Jeudi 3 Septembre 2015

Jeudi 3 Septembre 2015
« La stagnation séculaire »
Robert Gordon
L’émission origine des mots du jour de cette semaine avait pour objet principal : la stagnation séculaire.
Car plusieurs économistes américains ont publié des travaux sur une éventuelle « stagnation séculaire ». Selon eux, la période de croissance que nous connaissons depuis la révolution industrielle serait une exception historique, une parenthèse enchantée.
Selon cette thèse nous sommes rentrés dans une période de l’ordre du siècle où il n’y aura presque pas de croissance.
Robert Gordon fut le premier, mais cette thèse a été soutenue et complétée par Larry Summers, économiste de renom, secrétaire d’Etat au Trésor de Clinton puis proche conseiller d’Obama et encore James Galbraith qui est aussi un économiste important, plutôt hétérodoxe et fils d’un des plus célèbres économistes : John Kenneth Galbraith.
L’hypothèse, énoncée par le professeur Robert Gordon, serait liée à l’impact de plus en plus faible de l’innovation sur la croissance. La révolution numérique aurait en effet moins d’influence sur les facteurs de production que la machine à vapeur ou l’électricité n’en ont eue en leur temps.
D’autres économistes comme Barry Eichengreen qui ont aussi l’intuition de la stagnation séculaire, développent d’autres arguments justifiant cette thèse.
Il y a d’abord le fait que les pays émergents, qui se développent le plus vite désormais sur la planète, voient leur épargne s’accroître beaucoup plus rapidement que leur consommation. Faute de protections sociales dignes de ce nom, les milliards d’individus qui rejoignent la classe moyenne mondiale (ils seront près de 5 milliards à en faire partie en 2030, contre un peu plus de 3 milliards en 2020) préfèrent garder une épargne de précaution plutôt que de dépenser.
Le deuxième facteur serait la généralisation du peu d’appétit pour l’investissement, phénomène justifiant les taux d’intérêt extrêmement bas d’aujourd’hui. C’est la façon cafardeuse de saluer l’apparition de taux négatifs, un territoire de la théorie économique inexploré jusqu’alors.
La troisième explication met en avant le ralentissement général de la croissance de la population mondiale.
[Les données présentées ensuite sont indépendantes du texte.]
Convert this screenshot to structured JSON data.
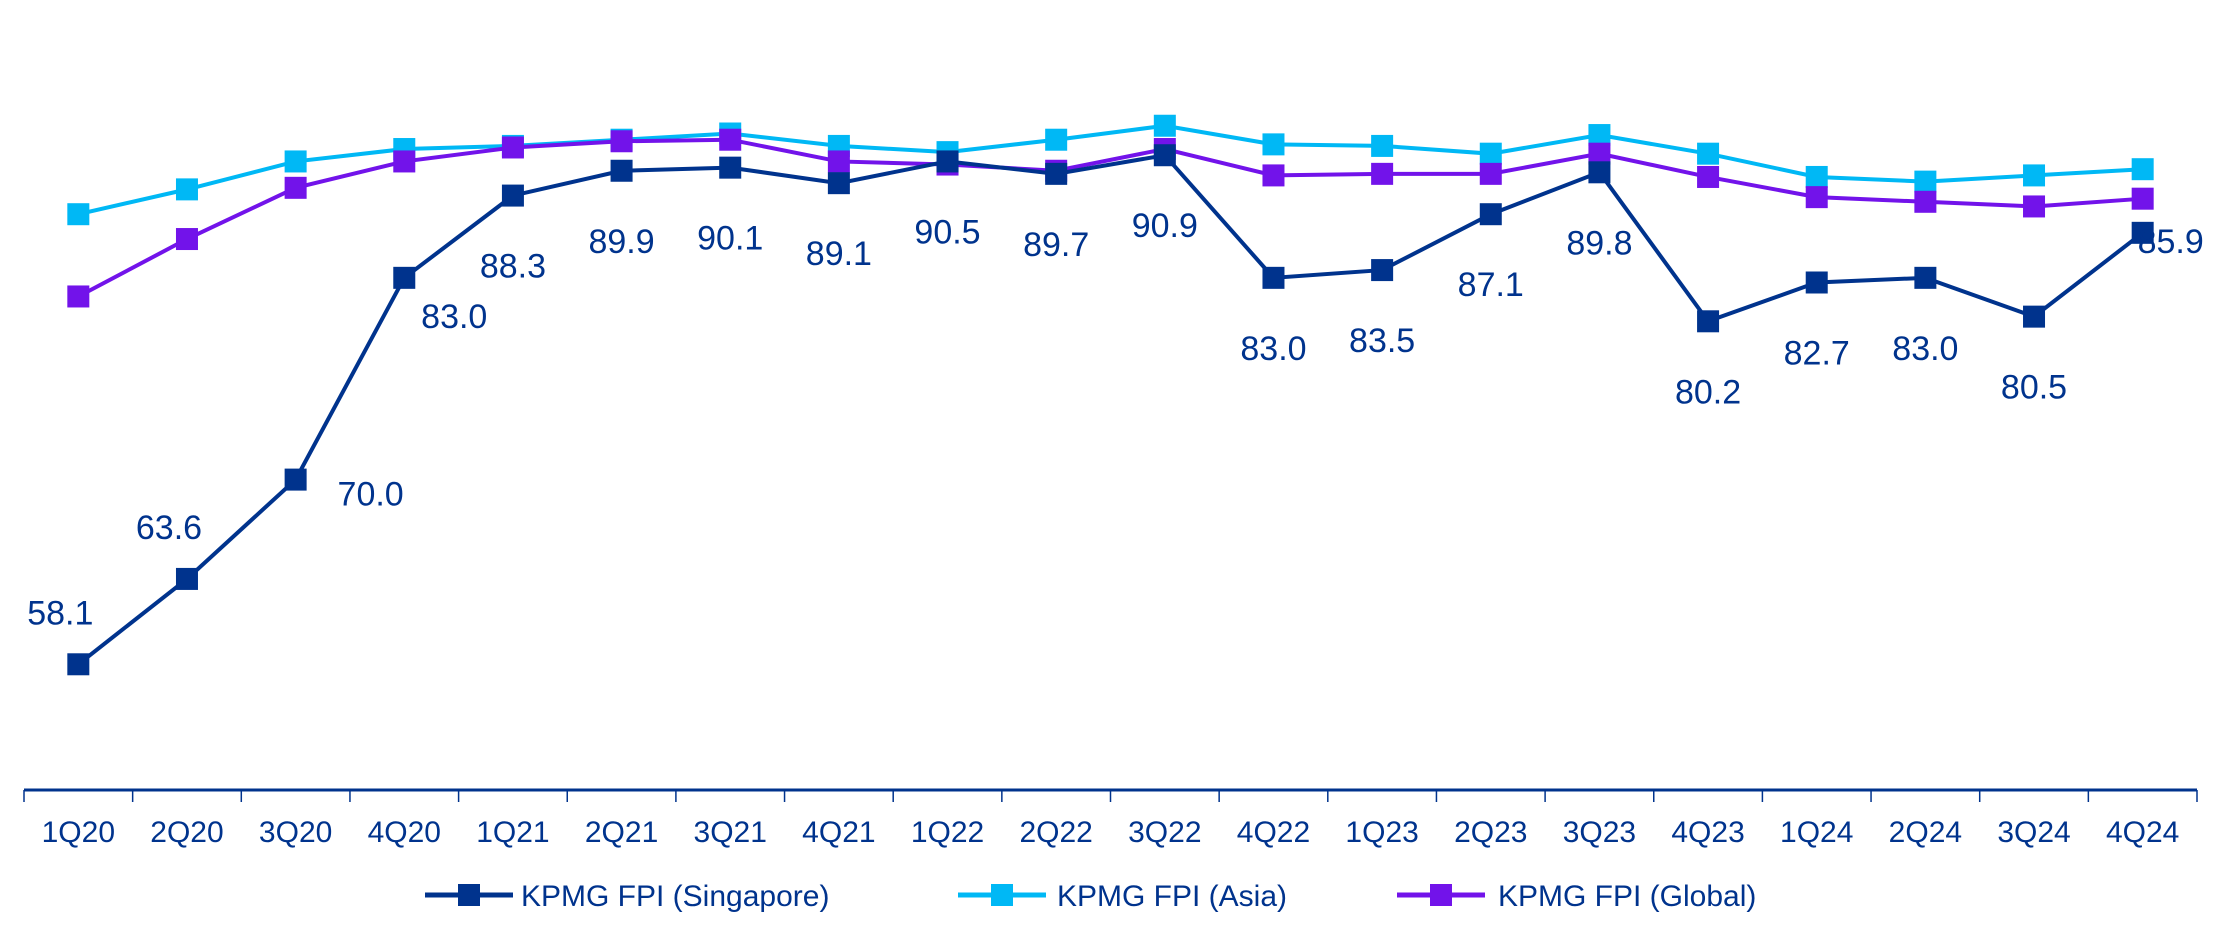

Mais Daniel Cohen s’est surtout attaché à développer l’argumentaire de Robert Gordon c’est à dire les caractéristiques propres de la révolution numérique.
Daniel Cohen reconnaît que sur ce point nous sommes dans une grande incertitude.
La majorité des économistes rejettent la thèse de la stagnation séculaire. Pour ces derniers, il faut encore un peu de temps avant que la révolution numérique ne révèle totalement ses potentialités et crée les emplois de l’avenir, déclenchant ainsi une nouvelle  et solide croissance économique s’inscrivant dans la durée.
Le mot du jour du 19/06/2015 qui avait évoqué l’ouvrage Croissance zéro, comment éviter le chaos ?, de Marie-Paule Virard et Patrick Artus avait déjà souligné que ces économistes avait constaté la stagnation de la croissance dans toutes les économies développées.
A la question de l’Obs : « Daniel Cohen êtes-vous devenus un prophète de la décroissance ? » il répond simplement « Non, mais je la constate ».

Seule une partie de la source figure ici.